For my grandfather, in that moment, his grief and pain over losing his wife overrode concerns for my welfare. It has been 18 more years, and I have never received even an acknowledgment of my relative's actions, much less an apology, explanation, or request for reconciliation.
For a long time I feared retaliation from that relative. I made a police report, but legal action is a tricky thing with minors and statutes of limitations, etc, especially in 1985. As an adult, I worried he would find me. I worried for my own children. I warned relatives who had children. For four years I was vulnerable to the terror he perpetrated. 25 years after I was finally safe from him I am still aware of his presence on this earth.
When he dies, I'll probably tweet it. I'll probably blog it. There are people I will email and call to talk about this. I wrote a poem once about vomiting him out of the depths of my body. I meant it. I mean it. I will dance with the relief that I will not see him again on this earth.
Yesterday, as I saw the tweets and facebook messages expressing a wide range of emotions, I had my own response about counting the cost of this assassination. I started to feel smug and self-righteous about a "Christian" response to this event. And then my friend Margaret tweeted, " I am in tears. If you never were a New Yorker or from DC, you don't get it."
And you know what? She's right. That pulled me up short. I didn't get the outpouring of relief and joy because I was not close enough to 9/11 to know the terror it brought. I lived in California at the time, and the closest connection I had was the business partner of a second-cousin-once-removed who was on one of the planes. I experienced corporate grief and fear with the rest of the U.S., but I was not a first hand witness or victim.
It matters. My grandfather is right. Forgiveness is something to be hoped for, longed for, worked toward. And balanced with that is the protection of children and vulnerable individuals. A lot of people have been slinging around a scripture passage from Matthew 18:21-22: "Then Peter came and said to him, ‘Lord, if another member of the church sins against me, how often should I forgive? As many as seven times?’ Jesus said to him, ‘Not seven times, but, I tell you, seventy-seven times." But Matthew 18 begins with Jesus' adoration for little children and a warning to those who would cause them harm. Then Jesus says it's better to cut off your own arm than sin and have a whole body. Then a reminder that God searches for every last lost sheep. Then a structure for reconciling with community members. Finally, after that, comes the discussion with Peter about forgiveness. Jesus closes with a warning against refusing forgiveness when it is asked for.

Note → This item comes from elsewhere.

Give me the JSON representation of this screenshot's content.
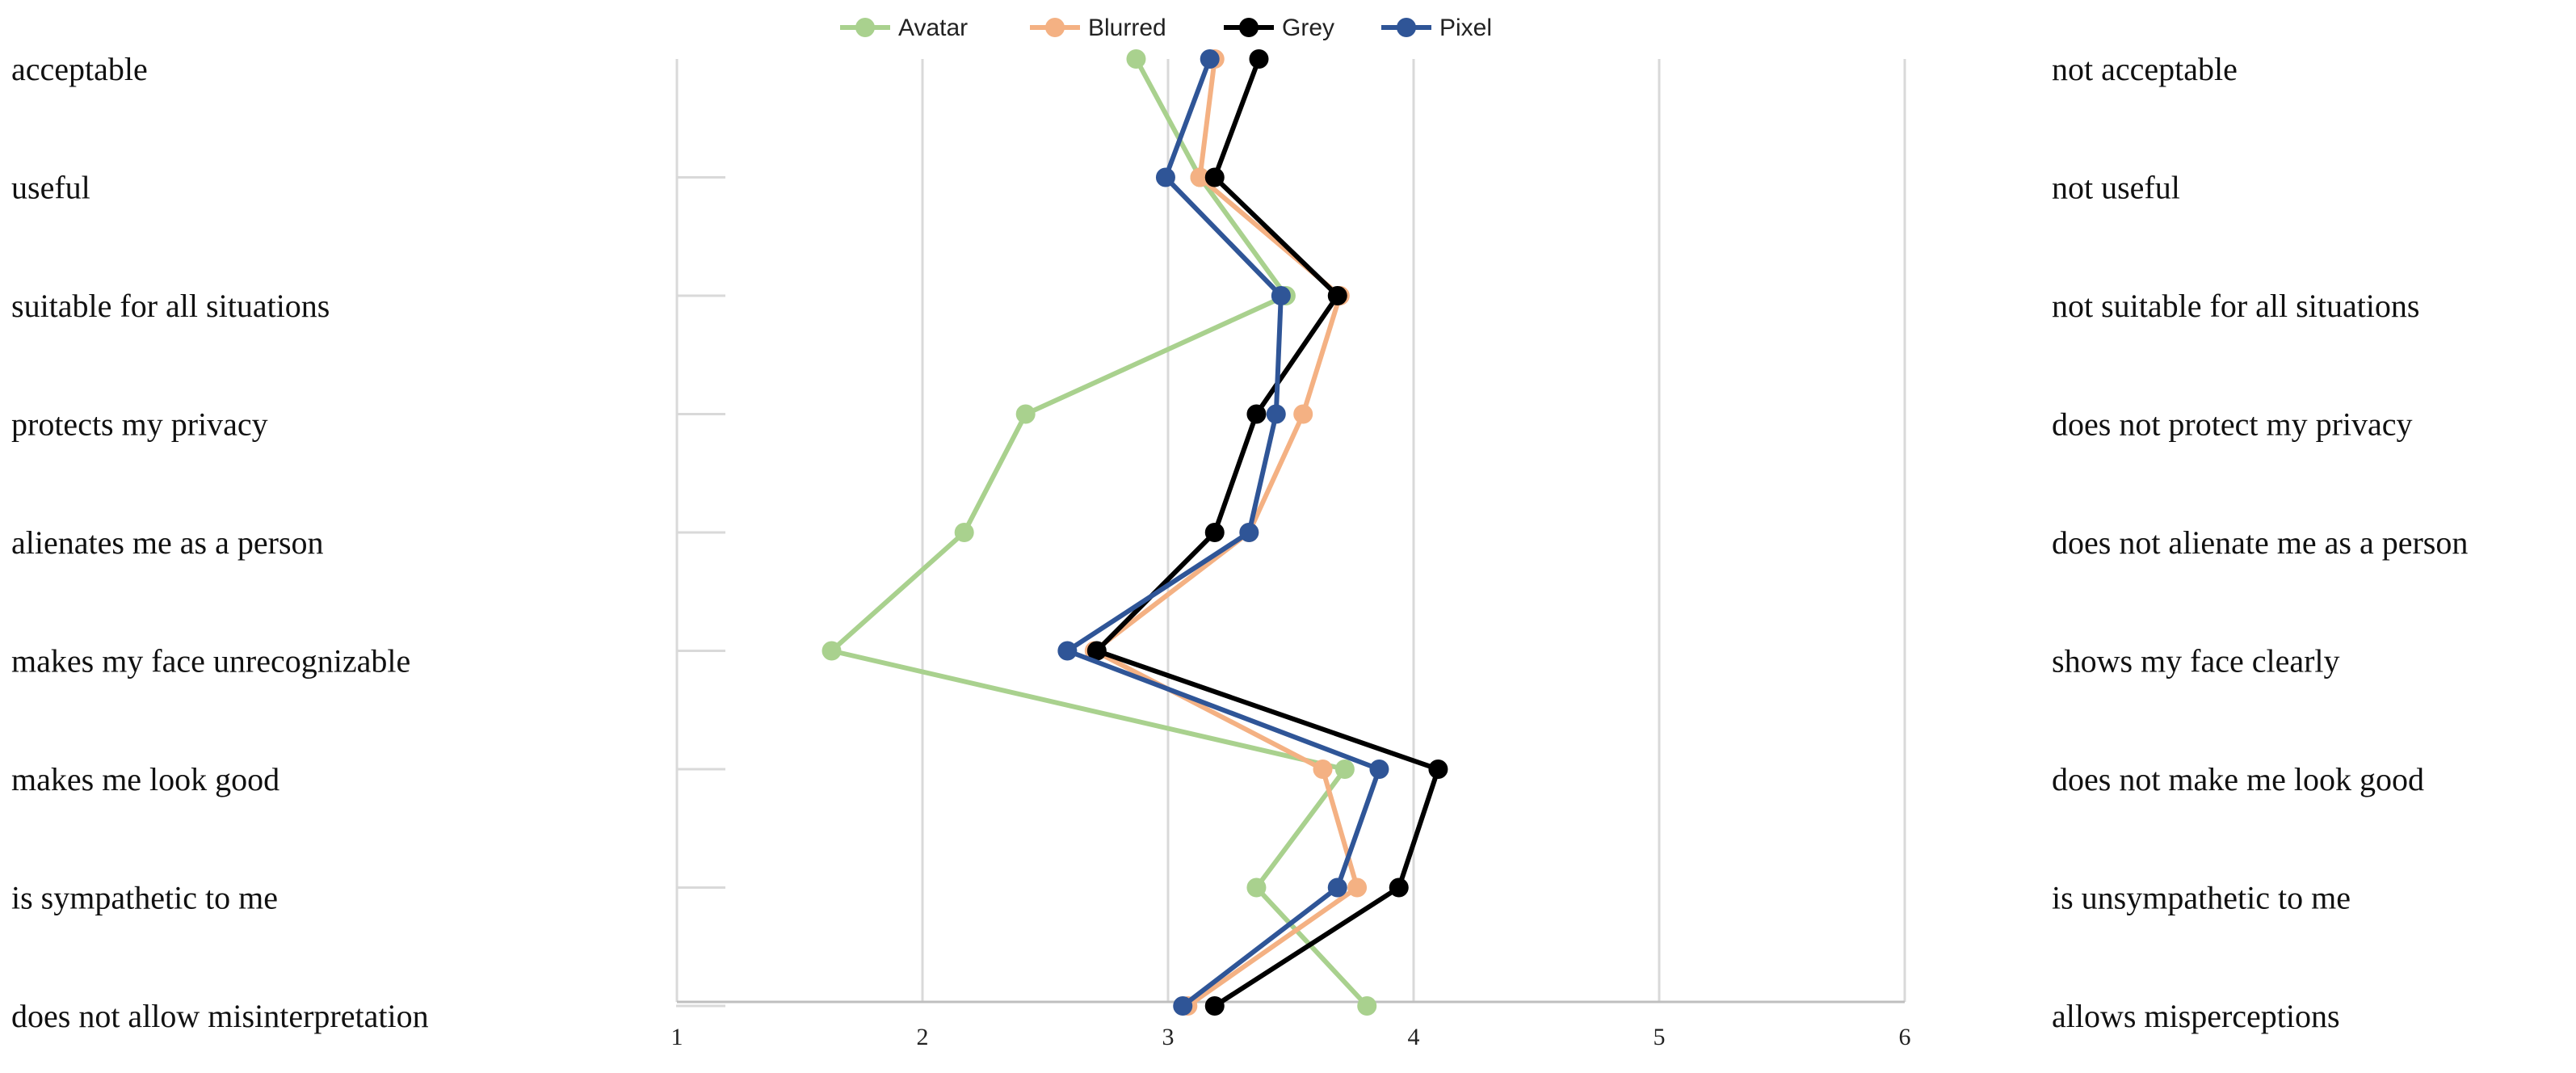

It may be the Christian response to seek reconciliation and forgiveness with regard to Osama bin Laden and his associates. We may indeed have much to atone for ourselves. There is certainly a cost in human lives that I cringe at. We are not done as a nation understanding our grief and fear and how that has created its own set of ethical concerns. But it is human, reasonable, and appropriate to feel relief and joy at the removal of a threat--yes, even when that means the death of a person. And I know that when my relative dies, and I call Margaret to tell her, that she will feel and understand my fierce joy and deep relief.